OPINION: Too much testing, too little active learning
Alexander Heffner of Jericho is an undergraduate at Harvard University and president of Scoop Media (ScoopSeminar.org), an education nonprofit.
Race to the Top money is starting to come to New York State. U.S. Secretary of Education Arne Duncan awarded New York the estimated $700 million, in no small measure, because the state emphasized a new plan to link student performance on standardized exams with teacher evaluations. In his search for education reformers, Duncan also favored New York because of legislation enacted earlier this year to increase the presence of charter schools.
But by adopting the same testing-centric framework as every other state public school, these up-and-coming charter schools will struggle to produce a more successful framework for educating New York's youth. New schools with the same old emphasis on tests is not real change.
Even on Long Island, where many schools are considered among the best in the state - even the country - because of students' performance on exams, education reform must go beyond testing if we want to graduate well-informed and civic-minded students.
There's a place for assessment - and certainly accountability for student achievement - in every classroom. But this is not the single thread of the American educational experience, and, sadly, that's what standardized tests have become.
The combined force of the state Regents, advanced placement exams and college aptitude tests has wiped out much of society's thinking about what it means to be an educated citizen. Tests, instead of discussion and group-based learning, have become the bedrock of how we prepare children for society.
In avoiding dialogue and collaborative innovation - an avoidance I saw firsthand when I attended middle school in Jericho and see now in some classes at Harvard - we've lost sight of what real learning is all about.
The testing mania tends too often to create one of three students: the unengaged kid who settles for an uninteresting profession (she passes exams and thinks the world is infinitely standardized), the robotic almost-Orwellian guy who invariably follows the crowd (he's never been encouraged to challenge material in his curricula), and the successful test-taker who earns one lucrative corporate gig after another (she thinks the American way is to achieve for oneself and by oneself).

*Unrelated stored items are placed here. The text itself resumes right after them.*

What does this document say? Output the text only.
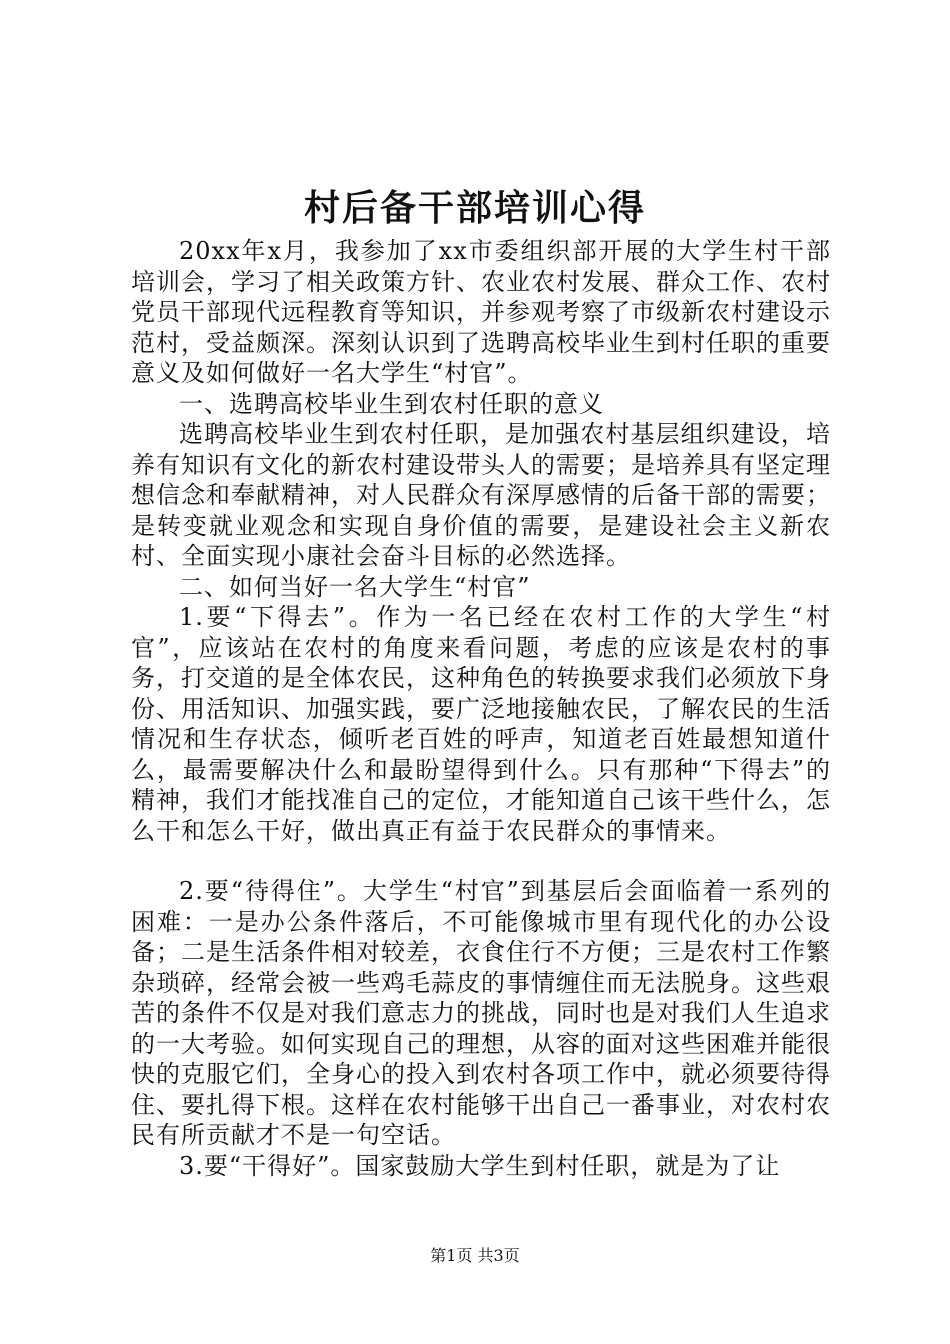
村后备干部培训心得

20xx年x月，我参加了xx市委组织部开展的大学生村干部培训会，学习了相关政策方针、农业农村发展、群众工作、农村党员干部现代远程教育等知识，并参观考察了市级新农村建设示范村，受益颇深。深刻认识到了选聘高校毕业生到村任职的重要意义及如何做好一名大学生“村官”。

一、选聘高校毕业生到农村任职的意义

选聘高校毕业生到农村任职，是加强农村基层组织建设，培养有知识有文化的新农村建设带头人的需要；是培养具有坚定理想信念和奉献精神，对人民群众有深厚感情的后备干部的需要；是转变就业观念和实现自身价值的需要，是建设社会主义新农村、全面实现小康社会奋斗目标的必然选择。

二、如何当好一名大学生“村官”

1.要“下得去”。作为一名已经在农村工作的大学生“村官”，应该站在农村的角度来看问题，考虑的应该是农村的事务，打交道的是全体农民，这种角色的转换要求我们必须放下身份、用活知识、加强实践，要广泛地接触农民，了解农民的生活情况和生存状态，倾听老百姓的呼声，知道老百姓最想知道什么，最需要解决什么和最盼望得到什么。只有那种“下得去”的精神，我们才能找准自己的定位，才能知道自己该干些什么，怎么干和怎么干好，做出真正有益于农民群众的事情来。

2.要“待得住”。大学生“村官”到基层后会面临着一系列的困难：一是办公条件落后，不可能像城市里有现代化的办公设备；二是生活条件相对较差，衣食住行不方便；三是农村工作繁杂琐碎，经常会被一些鸡毛蒜皮的事情缠住而无法脱身。这些艰苦的条件不仅是对我们意志力的挑战，同时也是对我们人生追求的一大考验。如何实现自己的理想，从容的面对这些困难并能很快的克服它们，全身心的投入到农村各项工作中，就必须要待得住、要扎得下根。这样在农村能够干出自己一番事业，对农村农民有所贡献才不是一句空话。

3.要“干得好”。国家鼓励大学生到村任职，就是为了让

第1页 共3页
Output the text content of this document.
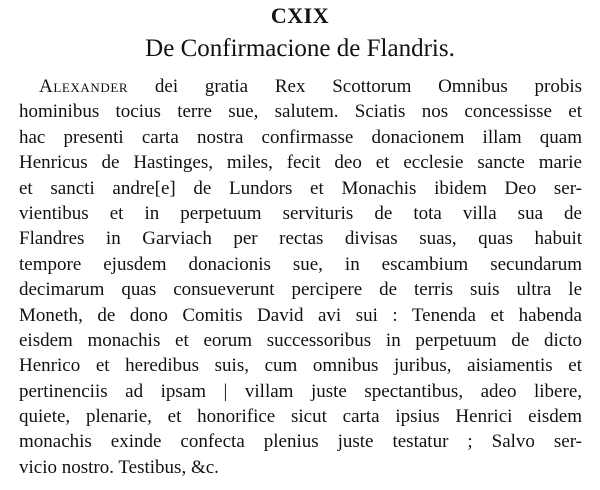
CXIX
De Confirmacione de Flandris.
Alexander dei gratia Rex Scottorum Omnibus probis
hominibus tocius terre sue, salutem. Sciatis nos concessisse et
hac presenti carta nostra confirmasse donacionem illam quam
Henricus de Hastinges, miles, fecit deo et ecclesie sancte marie
et sancti andre[e] de Lundors et Monachis ibidem Deo ser-
vientibus et in perpetuum servituris de tota villa sua de
Flandres in Garviach per rectas divisas suas, quas habuit
tempore ejusdem donacionis sue, in escambium secundarum
decimarum quas consueverunt percipere de terris suis ultra le
Moneth, de dono Comitis David avi sui : Tenenda et habenda
eisdem monachis et eorum successoribus in perpetuum de dicto
Henrico et heredibus suis, cum omnibus juribus, aisiamentis et
pertinenciis ad ipsam | villam juste spectantibus, adeo libere,
quiete, plenarie, et honorifice sicut carta ipsius Henrici eisdem
monachis exinde confecta plenius juste testatur ; Salvo ser-
vicio nostro. Testibus, &c.
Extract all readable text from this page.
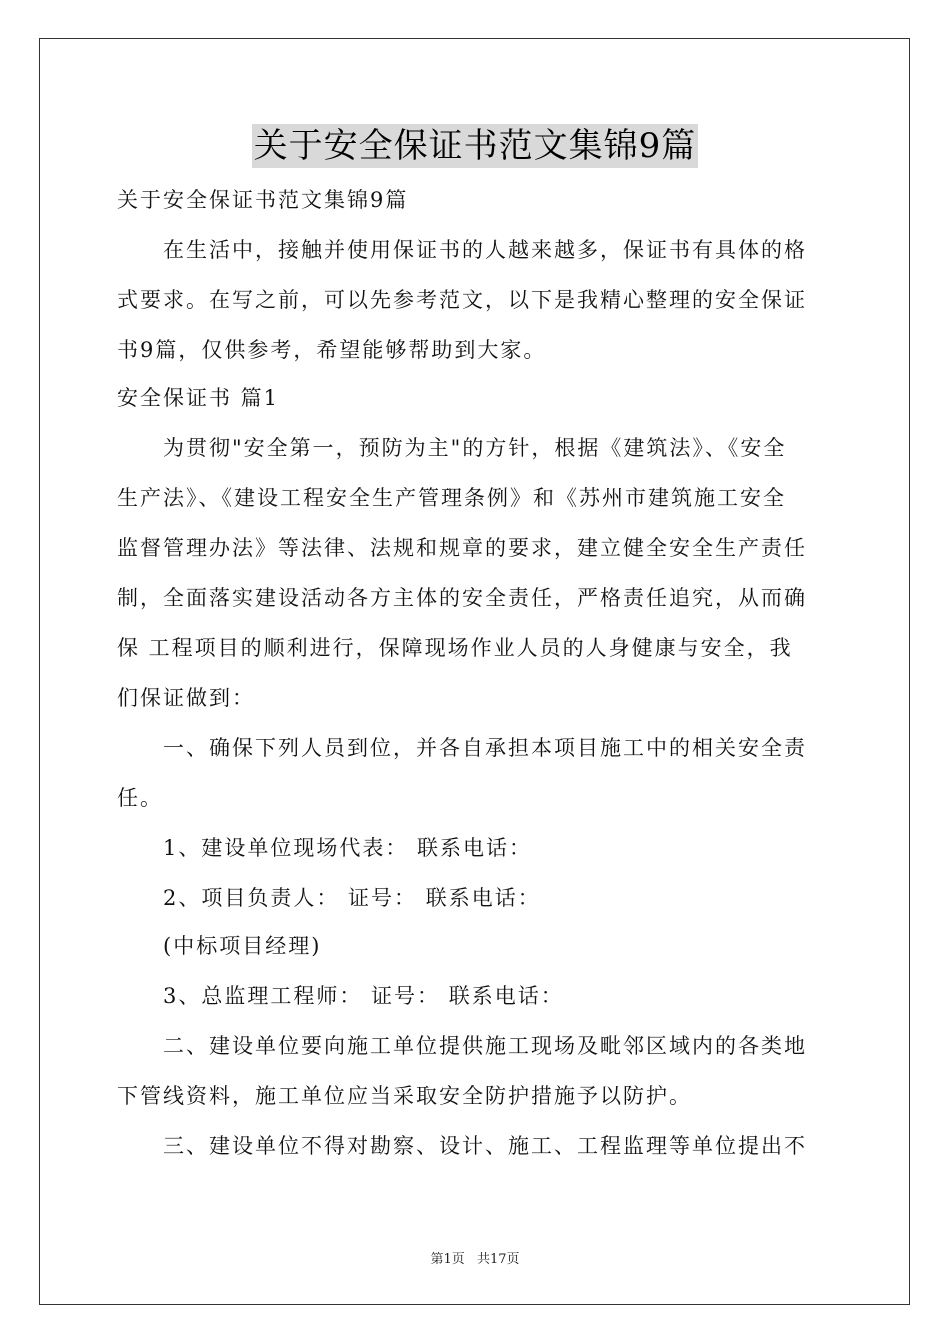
关于安全保证书范文集锦9篇
关于安全保证书范文集锦9篇
在生活中，接触并使用保证书的人越来越多，保证书有具体的格
式要求。在写之前，可以先参考范文，以下是我精心整理的安全保证
书9篇，仅供参考，希望能够帮助到大家。
安全保证书 篇1
为贯彻"安全第一，预防为主"的方针，根据《建筑法》、《安全
生产法》、《建设工程安全生产管理条例》和《苏州市建筑施工安全
监督管理办法》等法律、法规和规章的要求，建立健全安全生产责任
制，全面落实建设活动各方主体的安全责任，严格责任追究，从而确
保 工程项目的顺利进行，保障现场作业人员的人身健康与安全，我
们保证做到：
一、确保下列人员到位，并各自承担本项目施工中的相关安全责
任。
1、建设单位现场代表： 联系电话：
2、项目负责人： 证号： 联系电话：
(中标项目经理)
3、总监理工程师： 证号： 联系电话：
二、建设单位要向施工单位提供施工现场及毗邻区域内的各类地
下管线资料，施工单位应当采取安全防护措施予以防护。
三、建设单位不得对勘察、设计、施工、工程监理等单位提出不
第1页 共17页
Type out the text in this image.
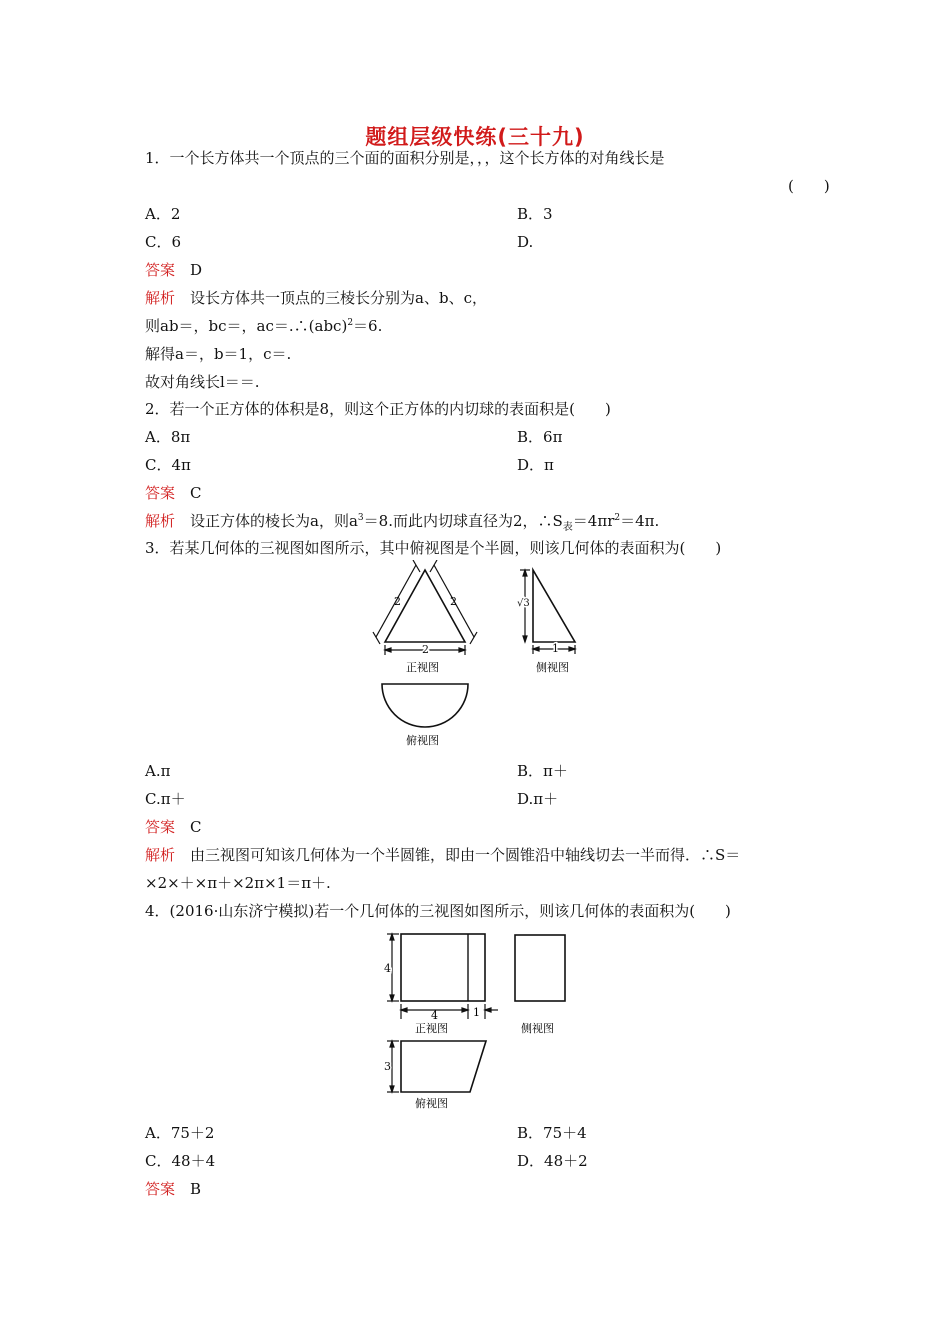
题组层级快练(三十九)
1．一个长方体共一个顶点的三个面的面积分别是，，，这个长方体的对角线长是
(　　)
A．2	B．3
C．6	D.
答案　 D
解析　 设长方体共一顶点的三棱长分别为a、b、c，
则ab＝，bc＝，ac＝.∴(abc)$^2$＝6.
解得a＝，b＝1，c＝.
故对角线长l＝＝.
2．若一个正方体的体积是8，则这个正方体的内切球的表面积是(　　)
A．8π	B．6π
C．4π	D．π
答案　 C
解析　 设正方体的棱长为a，则$a^3=8$.而此内切球直径为2，$\therefore S_表=4\pi r^2=4\pi$.
3．若某几何体的三视图如图所示，其中俯视图是个半圆，则该几何体的表面积为(　　)
2	2
2
正视图
√3
1
侧视图
俯视图
A.π	B．π＋
C.π＋	D.π＋
答案　 C
解析　 由三视图可知该几何体为一个半圆锥，即由一个圆锥沿中轴线切去一半而得．∴S＝
×2×＋×π＋×2π×1＝π＋.
4．(2016·山东济宁模拟)若一个几何体的三视图如图所示，则该几何体的表面积为(　　)
4
4	1
正视图	侧视图
3
俯视图
A．75＋2	B．75＋4
C．48＋4	D．48＋2
答案　 B
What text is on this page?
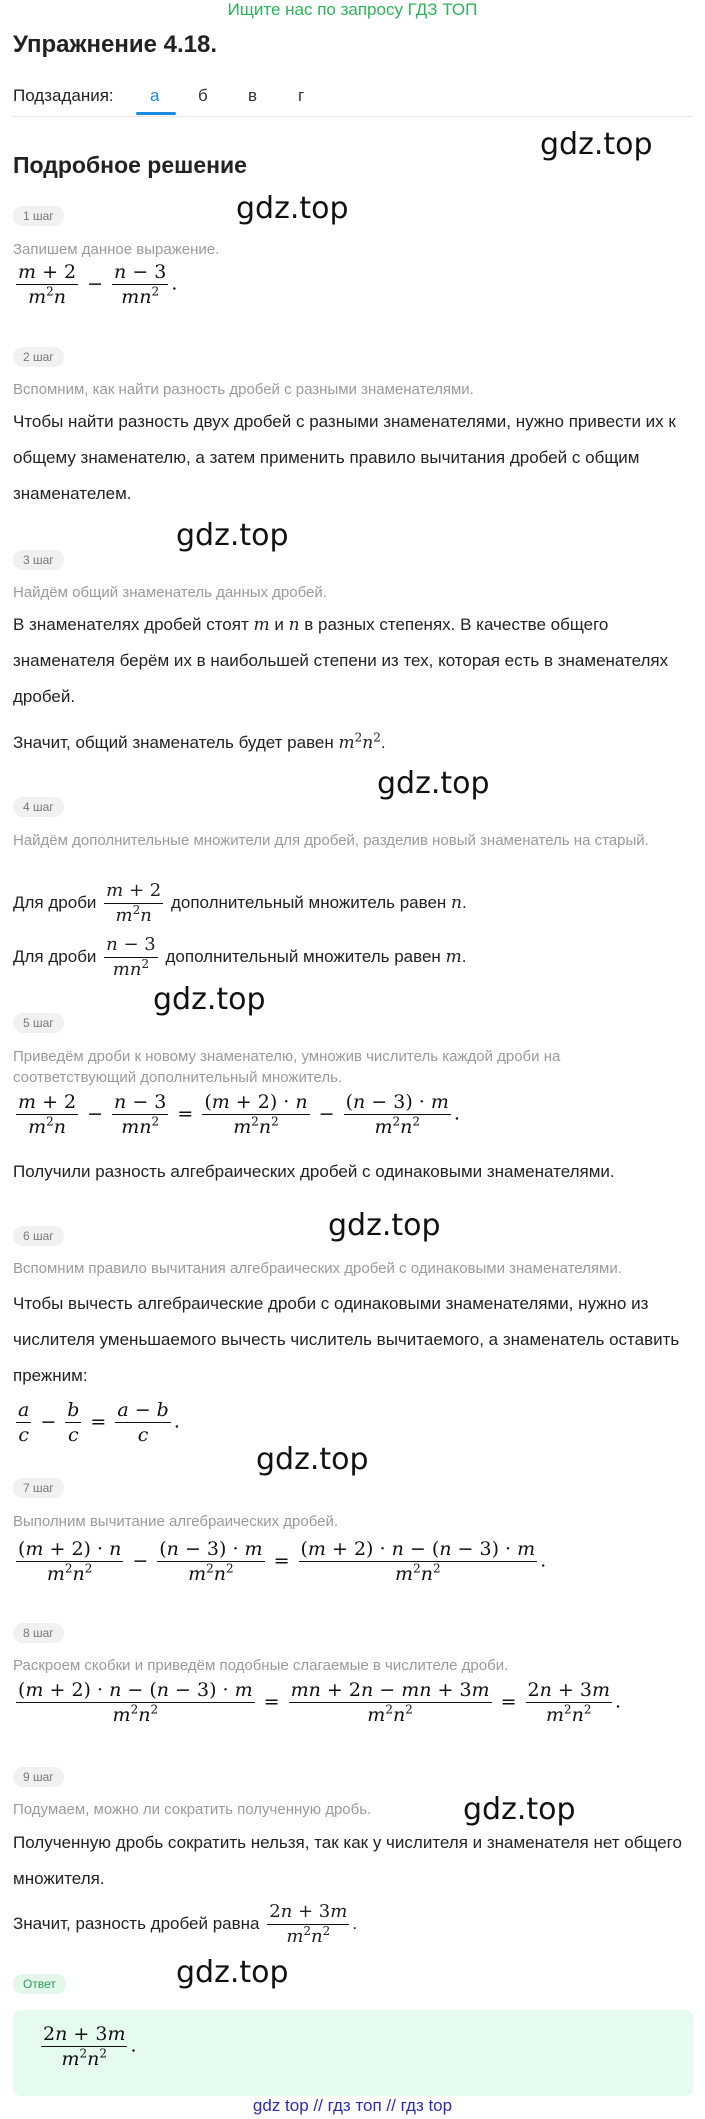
Ищите нас по запросу ГДЗ ТОП
Упражнение 4.18.
Подзадания: а б в г
Подробное решение
gdz.top
gdz.top
gdz.top
gdz.top
gdz.top
gdz.top
gdz.top
gdz.top
gdz.top
1 шаг
Запишем данное выражение.
$\frac{m + 2}{m^2n} - \frac{n - 3}{mn^2}$ .
2 шаг
Вспомним, как найти разность дробей с разными знаменателями.
Чтобы найти разность двух дробей с разными знаменателями, нужно привести их к общему знаменателю, а затем применить правило вычитания дробей с общим знаменателем.
3 шаг
Найдём общий знаменатель данных дробей.
В знаменателях дробей стоят m и n в разных степенях. В качестве общего знаменателя берём их в наибольшей степени из тех, которая есть в знаменателях дробей.
Значит, общий знаменатель будет равен $m^2n^2$.
4 шаг
Найдём дополнительные множители для дробей, разделив новый знаменатель на старый.
Для дроби $\frac{m + 2}{m^2n}$ дополнительный множитель равен n.
Для дроби $\frac{n - 3}{mn^2}$ дополнительный множитель равен m.
5 шаг
Приведём дроби к новому знаменателю, умножив числитель каждой дроби на соответствующий дополнительный множитель.
$\frac{m + 2}{m^2n} - \frac{n - 3}{mn^2} = \frac{(m + 2) \cdot n}{m^2n^2} - \frac{(n - 3) \cdot m}{m^2n^2}$ .
Получили разность алгебраических дробей с одинаковыми знаменателями.
6 шаг
Вспомним правило вычитания алгебраических дробей с одинаковыми знаменателями.
Чтобы вычесть алгебраические дроби с одинаковыми знаменателями, нужно из числителя уменьшаемого вычесть числитель вычитаемого, а знаменатель оставить прежним:
$\frac{a}{c} - \frac{b}{c} = \frac{a - b}{c}$ .
7 шаг
Выполним вычитание алгебраических дробей.
$\frac{(m + 2) \cdot n}{m^2n^2} - \frac{(n - 3) \cdot m}{m^2n^2} = \frac{(m + 2) \cdot n - (n - 3) \cdot m}{m^2n^2}$ .
8 шаг
Раскроем скобки и приведём подобные слагаемые в числителе дроби.
$\frac{(m + 2) \cdot n - (n - 3) \cdot m}{m^2n^2} = \frac{mn + 2n - mn + 3m}{m^2n^2} = \frac{2n + 3m}{m^2n^2}$ .
9 шаг
Подумаем, можно ли сократить полученную дробь.
Полученную дробь сократить нельзя, так как у числителя и знаменателя нет общего множителя.
Значит, разность дробей равна $\frac{2n + 3m}{m^2n^2}$ .
Ответ
$\frac{2n + 3m}{m^2n^2}$ .
gdz top // гдз топ // гдз top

I don't want my third-grade brother, who is admirably excited to hop on the magic school bus every morning, to fall into one of these three molds. Thankfully, he hasn't yet - for good reason. Middle and high school classrooms could learn a lot from how K-5 operates, where teachers foster dynamic discussion, energize their students and oversee frequent group work. In turn, their kids love school.
I've had two particularly courageous teachers - one in Jericho and one in Cambridge - who departed from the "let me get through this material" mindset that deters student participation. In middle school, one U.S. history teacher explored historical periods through films (like "Dances with Wolves") and led class-long discussions comparing the movies to our texts.
The other is a psychology professor who lets his students teach course material from assigned homework. We students must be prepared to decide what the most important aspects of our readings are. The beauty of the class is that it's taught from the bottom up and not from the top down.
I'm not arguing that Jericho and similarly high-achieving districts shouldn't be heralded for first-rate test scores. But it would be gratifying if, with their clout, these districts worked together to redefine classroom pedagogy from teaching-to-the-test to new mechanisms of learning and assessment - reviving the good traditions used in my brother's elementary school classes.
We should know by now that testing is too often a perfunctory fix - and that the money New York is about to use deserves to be better spent.